Armed forces face pay crisis

Problems with the armed forces’ £100m human resources system are being blamed for plummeting morale.

The Joint Personnel Administration (JPA) system has already saved the military £100m and enabled HR staff numbers to be cut by 1,400, or about 20 per cent.

But in the past month alone Computing has received more than 150 separate complaints from service personnel, including those seeing action in Iraq and Afghanistan, facing continuing financial issues because of JPA.

November

e-Borders winner set to sign
A consortium led by US defence technology supplier Raytheon is expected to be confirmed as preferred bidder for the UK government’s £534m e-Borders deal, according to sources close to the negotiations.

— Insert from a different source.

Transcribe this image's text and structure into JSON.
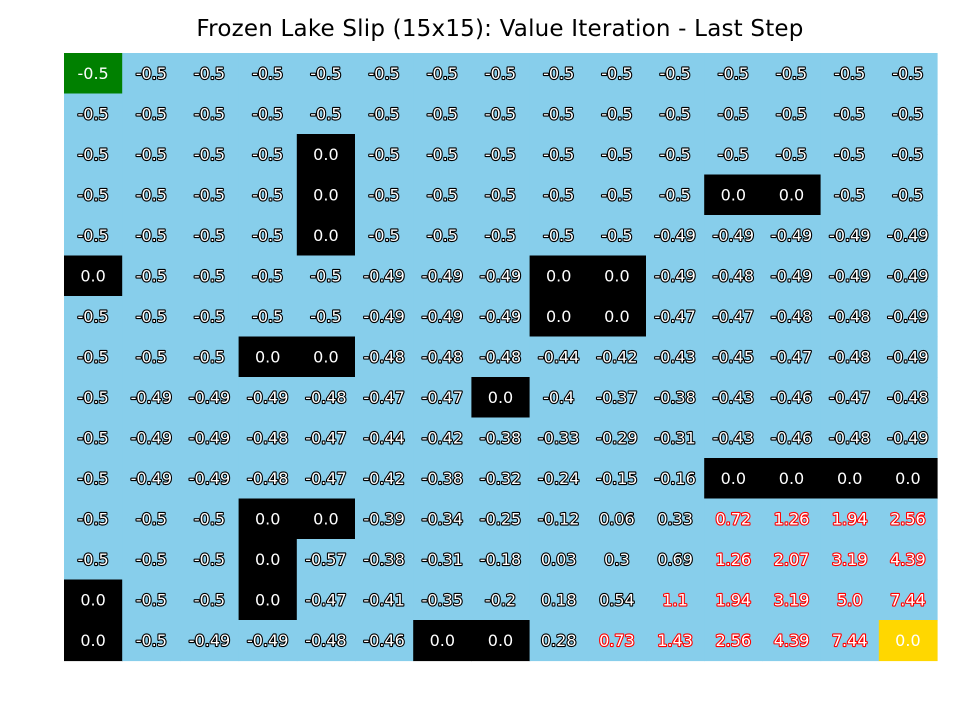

The Trusted Borders consortium was selected last week in preference to the BT-led Emblem group, said insiders. The Raytheon bid is said to have had a considerably lower price tag than its competitor.

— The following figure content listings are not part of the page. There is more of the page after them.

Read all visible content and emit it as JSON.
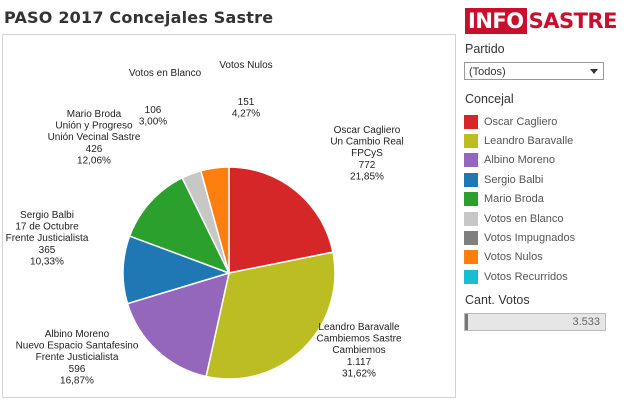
{
  "title": "PASO 2017 Concejales Sastre",
  "logo": {
    "part1": "INFO",
    "part2": "SASTRE"
  },
  "filters": {
    "partido_label": "Partido",
    "partido_value": "(Todos)",
    "concejal_label": "Concejal",
    "cant_votos_label": "Cant. Votos",
    "cant_votos_value": "3.533"
  },
  "legend": [
    {
      "name": "Oscar Cagliero",
      "color": "#d62728"
    },
    {
      "name": "Leandro Baravalle",
      "color": "#bcbd22"
    },
    {
      "name": "Albino Moreno",
      "color": "#9467bd"
    },
    {
      "name": "Sergio Balbi",
      "color": "#1f77b4"
    },
    {
      "name": "Mario Broda",
      "color": "#2ca02c"
    },
    {
      "name": "Votos en Blanco",
      "color": "#c7c7c7"
    },
    {
      "name": "Votos Impugnados",
      "color": "#7f7f7f"
    },
    {
      "name": "Votos Nulos",
      "color": "#ff7f0e"
    },
    {
      "name": "Votos Recurridos",
      "color": "#17becf"
    }
  ],
  "chart_data": {
    "type": "pie",
    "start": "12 o'clock, clockwise",
    "slices": [
      {
        "name": "Oscar Cagliero",
        "lines": [
          "Oscar Cagliero",
          "Un Cambio Real",
          "FPCyS",
          "772",
          "21,85%"
        ],
        "value": 772,
        "percent": 21.85,
        "color": "#d62728"
      },
      {
        "name": "Leandro Baravalle",
        "lines": [
          "Leandro Baravalle",
          "Cambiemos Sastre",
          "Cambiemos",
          "1.117",
          "31,62%"
        ],
        "value": 1117,
        "percent": 31.62,
        "color": "#bcbd22"
      },
      {
        "name": "Albino Moreno",
        "lines": [
          "Albino Moreno",
          "Nuevo Espacio Santafesino",
          "Frente Justicialista",
          "596",
          "16,87%"
        ],
        "value": 596,
        "percent": 16.87,
        "color": "#9467bd"
      },
      {
        "name": "Sergio Balbi",
        "lines": [
          "Sergio Balbi",
          "17 de Octubre",
          "Frente Justicialista",
          "365",
          "10,33%"
        ],
        "value": 365,
        "percent": 10.33,
        "color": "#1f77b4"
      },
      {
        "name": "Mario Broda",
        "lines": [
          "Mario Broda",
          "Unión y Progreso",
          "Unión Vecinal Sastre",
          "426",
          "12,06%"
        ],
        "value": 426,
        "percent": 12.06,
        "color": "#2ca02c"
      },
      {
        "name": "Votos en Blanco",
        "lines": [
          "106",
          "3,00%"
        ],
        "header": "Votos en Blanco",
        "value": 106,
        "percent": 3.0,
        "color": "#c7c7c7"
      },
      {
        "name": "Votos Nulos",
        "lines": [
          "151",
          "4,27%"
        ],
        "header": "Votos Nulos",
        "value": 151,
        "percent": 4.27,
        "color": "#ff7f0e"
      }
    ]
  }
}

Tax man loses 25 million people's records

Child benefit records for 25 million people, including bank details for 7.25 million families, have been lost by HM Revenue & Customs (HMRC).

Chairman Paul Gray has resigned in what the Chancellor of the Exchequer describes as an "extremely serious failure by HMRC in its responsibility to the public".

Shared services not delivering, says NAO
Government shared services programmes are not delivering the levels of administrative savings that is possible, according to the National Audit Office (NAO).
The Cabinet Office estimates Whitehall departments could save £1.4bn per year by centralising finance and human resources (HR).

But though projects going ahead in the NHS and HM Prison Service are on course for significant cost savings, progress across the sector is slow.

December

£50k-worth of computers lost by Department of Justice

Days after the HMRC missing disks scandal, the Ministry of Justice (MoJ) has revealed that a desktop computer and 26 laptops worth £50,000 have gone missing this year.

Last year departments lost a total of 292 computers, many of them from the Home Office and Ministry of Defence.

Somerset pioneers IT sharing

A £450m joint venture between two West Country councils and IBM could be the first of its kind in the country if a local police authority also signs up to the scheme.
The new company, called Southwest One, will focus on improving the delivery of key IT services, including design, finance and human resources, to Somerset County Council (SCC) and Taunton Deane Borough Council (TDBC).

And if Avon and Somerset Police Authority goes ahead with its plans to join, the councils claim it will be the UK’s first cross-sector shared service partnership.

Government has "a long way to go" on IT strategy, says PM
Prime minister Gordon Brown has told MPs that the government "has a long way to go" on its IT strategy.

In an appearance before Parliament's Liaison Committee to discuss a variety of government issues, Brown talked about IT in response to questions from Andrew Miller, chairman of parliamentary IT body Pitcom. He acknowledged that lessons were still being learned on the best use of technology.

Three million records lost in another government data scandal

The UK government has revealed that a US-based IT contractor has "lost" the records of three million British learner drivers in the latest missing data scandal to hit Whitehall.

Transport secretary Ruth Kelly was forced to confess to the second major security breach involving personal records from a government department in statement to MPs.